Ab Initio features an intuitive interface for expressing business rules — for capturing and operationalizing the important business logic at the heart of enterprise applications.
Using an intuitive, spreadsheet-like environment, business experts and data analysts can interact directly with data to develop, test, and debug their own business rules without having to learn traditional programming languages or work through software developers. They can update business rules easily as conditions change, incorporate new data or new logic, test their changes, and even promote their changes (with the appropriate permissions) into production, all without involving IT.
A global retailer developed their software at multiple locations around the world. Unfortunately, creating valid, anonymized datasets for testing was becoming a major headache.
A global retailer’s large software development projects involved development teams from around the world. Software testing requires valid data, and they had to test against the content of their databases — that’s the data that they’ll be running against in production. However, that data could contain personally identifiable information (PII). Transmitting customer PII around the world would quickly run afoul of many countries’ privacy regulations — this problem can really complicate the testing process.
This is where Ab Initio came in.
The standard solution to handling PII is to anonymize the data used for testing, which isn’t as simple as it sounds. Sure, it’s possible to simply overwrite customer names with “X” or insert random numbers in place of an ID number, but the end result is no longer valid data. Without valid data, it’s not possible to fully test the new software. Even replacing customer names with fake names is tricky: if “John Smith” maps to “Fred Block” in one location and “Ivan Tadeov” in another, joins on customer names can’t be tested. Even the fact that one obfuscation maintains the same number of letters and one does not can mess up the testing process.

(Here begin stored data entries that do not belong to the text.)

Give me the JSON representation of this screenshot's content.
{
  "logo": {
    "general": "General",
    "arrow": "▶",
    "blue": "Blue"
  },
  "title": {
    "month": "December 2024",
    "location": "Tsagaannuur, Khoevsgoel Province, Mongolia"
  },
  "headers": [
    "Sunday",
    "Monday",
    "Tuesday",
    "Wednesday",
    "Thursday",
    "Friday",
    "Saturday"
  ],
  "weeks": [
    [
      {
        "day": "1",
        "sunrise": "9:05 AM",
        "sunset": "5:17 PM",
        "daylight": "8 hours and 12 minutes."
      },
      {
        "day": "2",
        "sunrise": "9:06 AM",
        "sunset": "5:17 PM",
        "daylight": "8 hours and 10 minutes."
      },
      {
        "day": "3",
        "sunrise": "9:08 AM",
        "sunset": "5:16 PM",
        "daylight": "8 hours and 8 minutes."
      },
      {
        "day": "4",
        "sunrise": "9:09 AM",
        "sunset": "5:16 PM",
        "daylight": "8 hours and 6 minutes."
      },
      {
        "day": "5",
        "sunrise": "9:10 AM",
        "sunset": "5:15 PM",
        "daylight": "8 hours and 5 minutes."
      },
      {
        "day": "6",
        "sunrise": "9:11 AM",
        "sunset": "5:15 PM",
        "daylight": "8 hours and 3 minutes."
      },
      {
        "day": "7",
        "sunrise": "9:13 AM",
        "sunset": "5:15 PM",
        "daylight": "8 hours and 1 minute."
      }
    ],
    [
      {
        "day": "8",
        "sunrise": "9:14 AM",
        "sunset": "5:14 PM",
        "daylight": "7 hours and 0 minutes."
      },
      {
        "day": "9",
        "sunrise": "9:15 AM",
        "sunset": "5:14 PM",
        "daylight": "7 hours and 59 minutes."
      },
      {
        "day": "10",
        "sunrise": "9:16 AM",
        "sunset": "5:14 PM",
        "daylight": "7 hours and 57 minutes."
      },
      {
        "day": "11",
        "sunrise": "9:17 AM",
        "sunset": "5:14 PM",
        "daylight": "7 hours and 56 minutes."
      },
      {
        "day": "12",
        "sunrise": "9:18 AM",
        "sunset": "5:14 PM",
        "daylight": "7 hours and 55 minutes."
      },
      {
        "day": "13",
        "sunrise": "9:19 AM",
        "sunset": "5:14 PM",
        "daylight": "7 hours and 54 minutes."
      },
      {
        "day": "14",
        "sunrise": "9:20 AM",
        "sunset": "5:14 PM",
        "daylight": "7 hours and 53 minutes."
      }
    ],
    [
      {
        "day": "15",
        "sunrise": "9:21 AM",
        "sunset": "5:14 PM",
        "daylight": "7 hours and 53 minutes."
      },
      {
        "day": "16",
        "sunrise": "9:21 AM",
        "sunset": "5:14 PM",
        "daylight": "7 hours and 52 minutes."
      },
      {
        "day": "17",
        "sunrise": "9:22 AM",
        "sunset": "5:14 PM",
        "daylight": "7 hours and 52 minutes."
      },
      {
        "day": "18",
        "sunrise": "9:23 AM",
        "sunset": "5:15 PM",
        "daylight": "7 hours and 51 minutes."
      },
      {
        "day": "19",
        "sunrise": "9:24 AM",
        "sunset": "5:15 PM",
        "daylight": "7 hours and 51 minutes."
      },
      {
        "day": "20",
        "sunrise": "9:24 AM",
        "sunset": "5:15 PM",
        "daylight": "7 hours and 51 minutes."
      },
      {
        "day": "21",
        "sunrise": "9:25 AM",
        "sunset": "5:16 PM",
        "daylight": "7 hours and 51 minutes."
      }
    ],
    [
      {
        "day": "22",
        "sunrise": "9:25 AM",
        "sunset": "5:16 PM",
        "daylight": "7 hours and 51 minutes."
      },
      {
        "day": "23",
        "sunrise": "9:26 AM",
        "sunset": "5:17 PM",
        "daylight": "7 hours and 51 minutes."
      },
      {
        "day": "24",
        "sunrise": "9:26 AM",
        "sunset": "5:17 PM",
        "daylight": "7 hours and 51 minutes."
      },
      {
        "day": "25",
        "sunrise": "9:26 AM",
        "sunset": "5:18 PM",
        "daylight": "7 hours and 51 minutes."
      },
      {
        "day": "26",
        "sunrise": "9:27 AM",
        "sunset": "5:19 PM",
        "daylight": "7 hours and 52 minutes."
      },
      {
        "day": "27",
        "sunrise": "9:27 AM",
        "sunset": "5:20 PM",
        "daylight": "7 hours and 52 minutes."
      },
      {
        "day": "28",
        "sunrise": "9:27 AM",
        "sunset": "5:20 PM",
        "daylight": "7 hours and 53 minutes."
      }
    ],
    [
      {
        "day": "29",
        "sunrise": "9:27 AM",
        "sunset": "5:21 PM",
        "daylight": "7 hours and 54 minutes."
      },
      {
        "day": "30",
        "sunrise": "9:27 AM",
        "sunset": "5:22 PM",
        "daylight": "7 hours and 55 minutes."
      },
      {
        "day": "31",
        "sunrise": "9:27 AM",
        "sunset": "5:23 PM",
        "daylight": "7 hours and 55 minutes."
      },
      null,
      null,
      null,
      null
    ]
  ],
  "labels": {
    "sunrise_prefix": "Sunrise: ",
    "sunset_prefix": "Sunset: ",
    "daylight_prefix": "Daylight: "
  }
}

The retailer was already using Ab Initio software to integrate different systems and platforms, including RDBMS from multiple vendors, software applications from third-party providers, and different real-time messaging technologies. It was a small step to take advantage of Ab Initio’s anonymization and test data management capabilities. Ab Initio software allowed the data to be anonymized yet remain valid for testing. No matter which team was doing the work, “John Smith” would always be “Fred Block.”
With Ab Initio software, the company anonymized their entire multi-terabyte data warehouse in a stunningly short time. They then created meaningful small (250-GB) subsets that could be easily and quickly transmitted to development teams worldwide.
Thanks to Ab Initio, the retailer could develop, test, and run their software anywhere in the world — and effortlessly maintain full customer confidentiality and anonymity of personal information.